What a devastating message to receive for a party that expended so much time and effort courting business while in opposition, casting themselves as the steady hand versus the turbulence of the Conservatives.
It sounds almost laughable now, but last May Keir Starmer even said Labour was ‘the party of business’. That identity swiftly began to crumble this time last year when the Chancellor delivered a Budget that pushed up taxes by £40bn in the name of rebuilding public services.
Fast forward a year and public services are, in some cases, worse than ever – research commissioned by the Lib Dems found that 2025 is set to have the highest number of GP waits longer than 2-4 weeks since figures were first collected – and many businesses are already at the precipice of financial jeopardy or have sadly already tipped over the edge.
Now, businesses are facing a Budget in just over a month where taxes are expected to rise again. Last autumn, the Chancellor promised the tax rises of 2024 were a ‘one-off’, needed to ‘wipe the slate clean’ of the public finance ‘hole’ she inherited. Thanks in part to Labour’s economic mismanagement she has had to backtrack on these words.
The Chancellor even began to cite Brexit as a reason for the economic quandary she finds herself in. While us Liberal Democrats, of course, agree with this assessment, it is frankly galling to suddenly blame Brexit after Labour spent years silently watching it wreak so much damage to our businesses and economy.
If the Chancellor truly believes what she says, she must turn her words into action and negotiate an ambitious bespoke new UK-EU customs union, which cuts red tape and unleashes trade with our European neighbours.
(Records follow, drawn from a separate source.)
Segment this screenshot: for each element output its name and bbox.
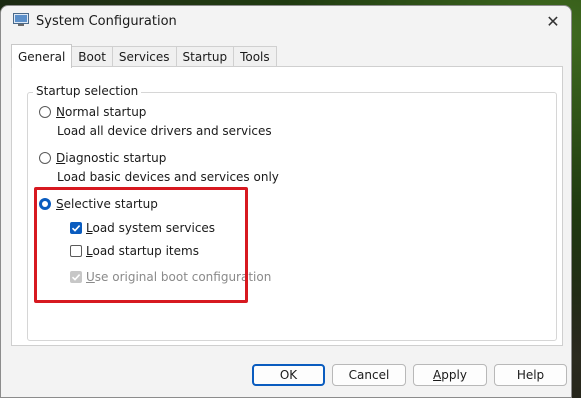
- radio-checked-icon: [39, 198, 51, 210]
- help-button[interactable]: Help: [494, 364, 567, 386]
- tab-services[interactable]: Services: [111, 46, 177, 67]
- diagnostic-startup-radio[interactable]: Diagnostic startup: [39, 151, 166, 165]
- radio-unchecked-icon: [39, 106, 51, 118]
- apply-button[interactable]: Apply: [413, 364, 487, 386]
- diagnostic-startup-label: Diagnostic startup: [56, 151, 167, 165]
- general-tab-panel: Startup selection Normal startup Load al…: [11, 66, 563, 346]
- checkmark-icon: [70, 222, 82, 234]
- use-original-boot-configuration-checkbox: Use original boot configuration: [70, 270, 271, 284]
- close-button[interactable]: ✕: [541, 10, 565, 32]
- cancel-button[interactable]: Cancel: [332, 364, 406, 386]
- system-configuration-window: System Configuration ✕ General Boot Serv…: [0, 5, 572, 398]
- system-config-icon: [13, 13, 29, 26]
- selective-startup-label: Selective startup: [56, 197, 158, 211]
- selective-startup-radio[interactable]: Selective startup: [39, 197, 158, 211]
- normal-startup-radio[interactable]: Normal startup: [39, 105, 146, 119]
- load-system-services-label: Load system services: [86, 221, 216, 235]
- startup-selection-label: Startup selection: [33, 84, 142, 98]
- tab-tools[interactable]: Tools: [233, 46, 277, 67]
- load-system-services-checkbox[interactable]: Load system services: [70, 221, 215, 235]
- normal-startup-label: Normal startup: [56, 105, 147, 119]
- load-startup-items-checkbox[interactable]: Load startup items: [70, 244, 199, 258]
- checkmark-disabled-icon: [70, 271, 82, 283]
- title-bar[interactable]: System Configuration ✕: [1, 6, 571, 36]
- load-startup-items-label: Load startup items: [86, 244, 199, 258]
- normal-startup-description: Load all device drivers and services: [57, 124, 272, 138]
- tab-strip: General Boot Services Startup Tools: [11, 44, 277, 68]
- checkbox-empty-icon: [70, 245, 82, 257]
- radio-unchecked-icon: [39, 152, 51, 164]
- close-icon: ✕: [546, 11, 560, 31]
- tab-boot[interactable]: Boot: [71, 46, 113, 67]
- ok-button[interactable]: OK: [252, 364, 325, 386]
- diagnostic-startup-description: Load basic devices and services only: [57, 170, 279, 184]
- tab-general[interactable]: General: [11, 44, 73, 68]
- use-original-boot-configuration-label: Use original boot configuration: [86, 270, 272, 284]
- tab-startup[interactable]: Startup: [175, 46, 235, 67]
- window-title: System Configuration: [36, 14, 177, 29]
One sector I will be pressing the Government to offer some relief to in the upcoming Budget is hospitality. As MP for South Devon and Vice-Chair of the APPG for Hospitality and Tourism, I am committed to standing up for an often overlooked industry that bore the brunt of last year’s tax hikes.
More than 1,100 pubs and restaurants have closed since last autumn, and job losses in the sector could top 110,000 by the time the Chancellor delivers her next Budget. The hike in employer National Insurance (NI) attracted the headlines last October, but the drop in the threshold in which NI kicks in from £9.1k to £5k has had arguably a bigger impact, especially for seasonal workers.
The Liberal Democrats recognise this and that is why at our recent party conference we passed a slew of motions urging better protections for our hospitality industry.
Included within this was a call to exempt hospitality SMEs from the Employer NIC increase, as well as correcting business rate anomalies and launching a consultation on a new NIC band to help support part-time staff.
Hospitality is the fabric of social life in the UK and is integral to community building and imbuing an area with a feel-good factor that stimulates economic growth. It must be protected, and I will continue doing everything I can to ensure the Chancellor listens.